# Embedding‑Based Retrieval Prompt Lab
Goal: build a mini *Retrieval‑Augmented Generation* pipeline **inside one prompt**.
We will:
1. Create an in‑memory FAISS index of short docs.
2. Embed user question & retrieve top‑k context.
3. Compose an *augmented prompt* fed to an open model.
4. Measure answer quality with and without retrieval.

## 1. Install & import

In [None]:
!pip -q install --upgrade sentence-transformers faiss-cpu transformers

## 2. Toy knowledge base

In [None]:
documents=[
    {'id':0,'text':'The Eiffel Tower is located in Paris and was completed in 1889.'},
    {'id':1,'text':'The capital of Japan is Tokyo.'},
    {'id':2,'text':'Python is a popular programming language created by Guido van Rossum.'},
    {'id':3,'text':'The mitochondrion is the powerhouse of the cell.'},
]

### Build vector index

In [None]:
from sentence_transformers import SentenceTransformer
import faiss, numpy as np

embedder=SentenceTransformer('all-MiniLM-L6-v2')
embs=np.vstack([embedder.encode(d['text']) for d in documents]).astype('float32')
index=faiss.IndexFlatL2(embs.shape[1])
index.add(embs)


## 3. Retrieval helper

In [None]:
def retrieve(query, k=2):
    q_emb=embedder.encode([query]).astype('float32')
    D,I=index.search(q_emb,k)
    return [documents[i]['text'] for i in I[0]]


## 4. Compose augmented prompt

In [None]:
from transformers import AutoModelForCausalLM, AutoTokenizer
lm_name='gpt2'
tok=AutoTokenizer.from_pretrained(lm_name)
lm=AutoModelForCausalLM.from_pretrained(lm_name)
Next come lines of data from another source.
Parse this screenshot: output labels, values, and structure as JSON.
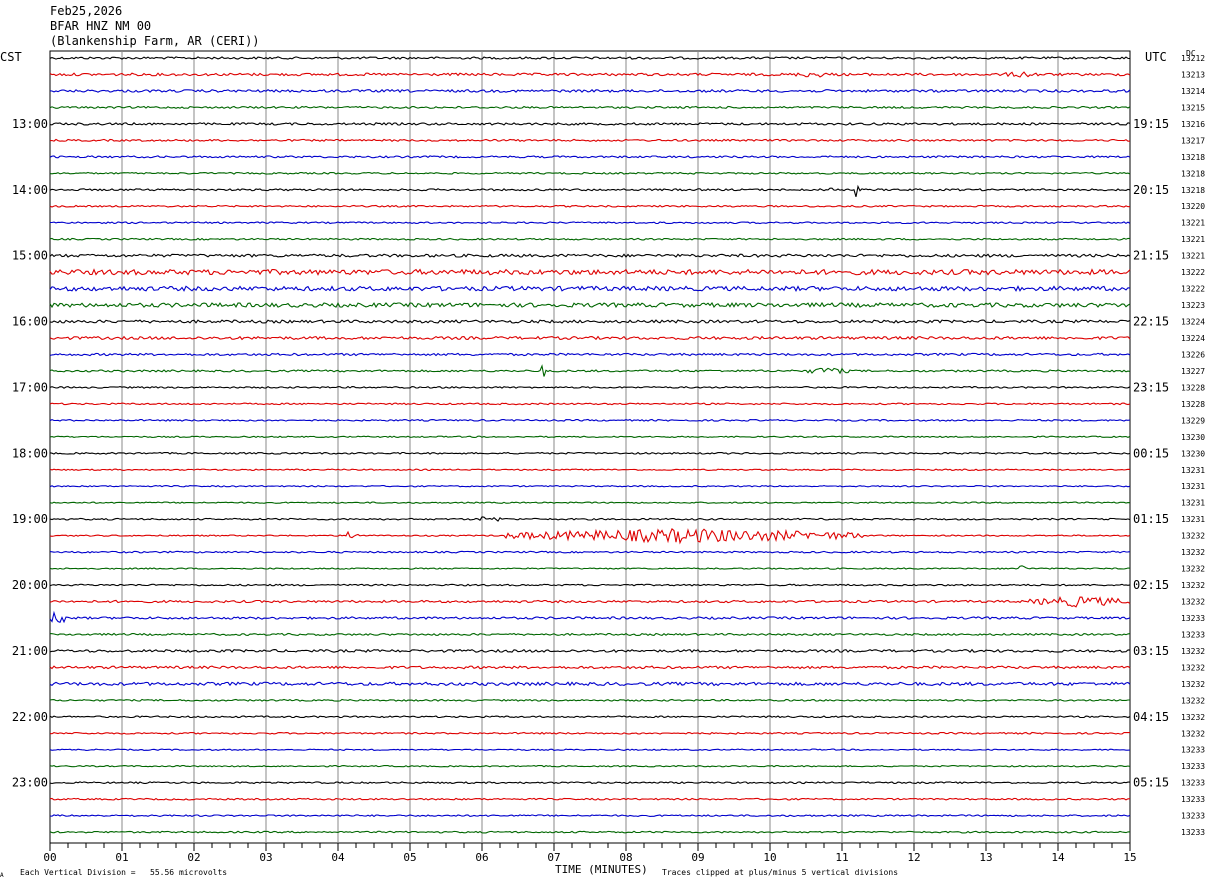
{
  "header": {
    "date": "Feb25,2026",
    "station": "BFAR HNZ NM 00",
    "site": "(Blankenship Farm, AR (CERI))"
  },
  "labels": {
    "left_tz": "CST",
    "right_tz": "UTC",
    "dc_header": "DC",
    "x_axis": "TIME (MINUTES)",
    "scale_note": "Each Vertical Division =   55.56 microvolts",
    "clip_note": "Traces clipped at plus/minus 5 vertical divisions",
    "corner_mark": "A"
  },
  "colors": {
    "black": "#000000",
    "red": "#dd0000",
    "blue": "#0000cc",
    "green": "#006600",
    "grid": "#888888"
  },
  "chart_data": {
    "type": "line",
    "title": "",
    "xlabel": "TIME (MINUTES)",
    "xlim": [
      0,
      15
    ],
    "x_ticks": [
      "00",
      "01",
      "02",
      "03",
      "04",
      "05",
      "06",
      "07",
      "08",
      "09",
      "10",
      "11",
      "12",
      "13",
      "14",
      "15"
    ],
    "trace_count": 48,
    "trace_interval_minutes": 15,
    "trace_color_cycle": [
      "black",
      "red",
      "blue",
      "green"
    ],
    "left_hour_labels": [
      "13:00",
      "14:00",
      "15:00",
      "16:00",
      "17:00",
      "18:00",
      "19:00",
      "20:00",
      "21:00",
      "22:00",
      "23:00"
    ],
    "right_hour_labels": [
      "19:15",
      "20:15",
      "21:15",
      "22:15",
      "23:15",
      "00:15",
      "01:15",
      "02:15",
      "03:15",
      "04:15",
      "05:15"
    ],
    "dc_offsets": [
      "13212",
      "13213",
      "13214",
      "13215",
      "13216",
      "13217",
      "13218",
      "13218",
      "13218",
      "13220",
      "13221",
      "13221",
      "13221",
      "13222",
      "13222",
      "13223",
      "13224",
      "13224",
      "13226",
      "13227",
      "13228",
      "13228",
      "13229",
      "13230",
      "13230",
      "13231",
      "13231",
      "13231",
      "13231",
      "13232",
      "13232",
      "13232",
      "13232",
      "13232",
      "13233",
      "13233",
      "13232",
      "13232",
      "13232",
      "13232",
      "13232",
      "13232",
      "13233",
      "13233",
      "13233",
      "13233",
      "13233",
      "13233"
    ],
    "noise_level": [
      0.7,
      0.8,
      0.8,
      0.6,
      0.7,
      0.6,
      0.6,
      0.5,
      0.6,
      0.5,
      0.5,
      0.5,
      0.9,
      1.6,
      1.4,
      1.3,
      0.9,
      0.9,
      0.7,
      0.6,
      0.5,
      0.5,
      0.5,
      0.4,
      0.5,
      0.4,
      0.4,
      0.4,
      0.5,
      0.4,
      0.5,
      0.4,
      0.5,
      0.7,
      0.7,
      0.6,
      0.8,
      0.8,
      1.0,
      0.5,
      0.5,
      0.5,
      0.4,
      0.4,
      0.5,
      0.5,
      0.5,
      0.5
    ],
    "events": [
      {
        "trace": 1,
        "minute": 10.6,
        "amp": 2.0,
        "dur": 0.3
      },
      {
        "trace": 1,
        "minute": 13.5,
        "amp": 2.0,
        "dur": 0.3
      },
      {
        "trace": 8,
        "minute": 10.85,
        "amp": 5.0,
        "dur": 0.03
      },
      {
        "trace": 8,
        "minute": 11.2,
        "amp": 5.0,
        "dur": 0.03
      },
      {
        "trace": 19,
        "minute": 6.85,
        "amp": 5.0,
        "dur": 0.03
      },
      {
        "trace": 19,
        "minute": 10.8,
        "amp": 2.5,
        "dur": 0.3
      },
      {
        "trace": 28,
        "minute": 6.0,
        "amp": 2.5,
        "dur": 0.05
      },
      {
        "trace": 28,
        "minute": 6.2,
        "amp": 3.0,
        "dur": 0.05
      },
      {
        "trace": 29,
        "minute": 4.2,
        "amp": 5.0,
        "dur": 0.08
      },
      {
        "trace": 29,
        "minute": 8.8,
        "amp": 4.5,
        "dur": 2.5
      },
      {
        "trace": 31,
        "minute": 13.5,
        "amp": 2.5,
        "dur": 0.1
      },
      {
        "trace": 33,
        "minute": 14.3,
        "amp": 3.5,
        "dur": 0.7
      },
      {
        "trace": 34,
        "minute": 0.1,
        "amp": 5.0,
        "dur": 0.15
      }
    ]
  }
}
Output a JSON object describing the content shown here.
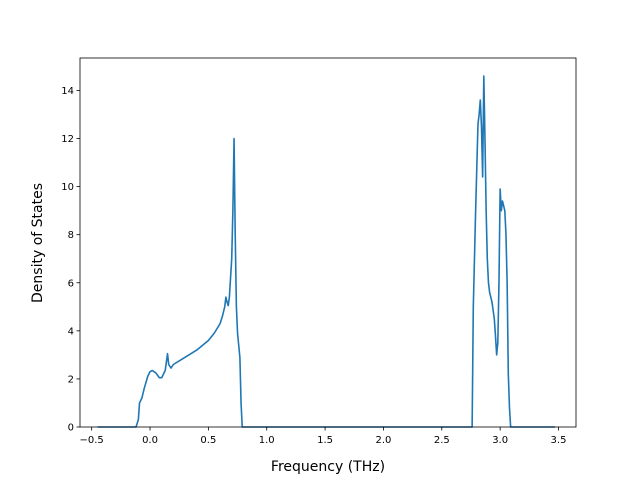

def answer(question, use_retrieval=True):
    context=''\
        .join([f'- {c}\n' for c in retrieve(question)]) if use_retrieval else ''
    prompt=(
        'Answer the question as best you can.\n'+
        ('\nContext:\n'+context if use_retrieval else '')+
        f'\nQuestion: {question}\nAnswer:'
    )
    inp=tok(prompt, return_tensors='pt')
    out=lm.generate(**inp, max_new_tokens=40)
    ans=tok.decode(out[0], skip_special_tokens=True).split('Answer:')[-1]
    return ans.strip()


## 5. Compare

In [None]:
q='When was the Eiffel Tower finished?'
print('Without retrieval:', answer(q, False))
print('With retrieval:', answer(q, True))

### Exercise
1. Add more docs & try *top‑k=3*.
2. Swap the encoder (e.g., `sentence-transformers/all-mpnet-base-v2`).
3. Measure exact match accuracy across 10 trivia questions.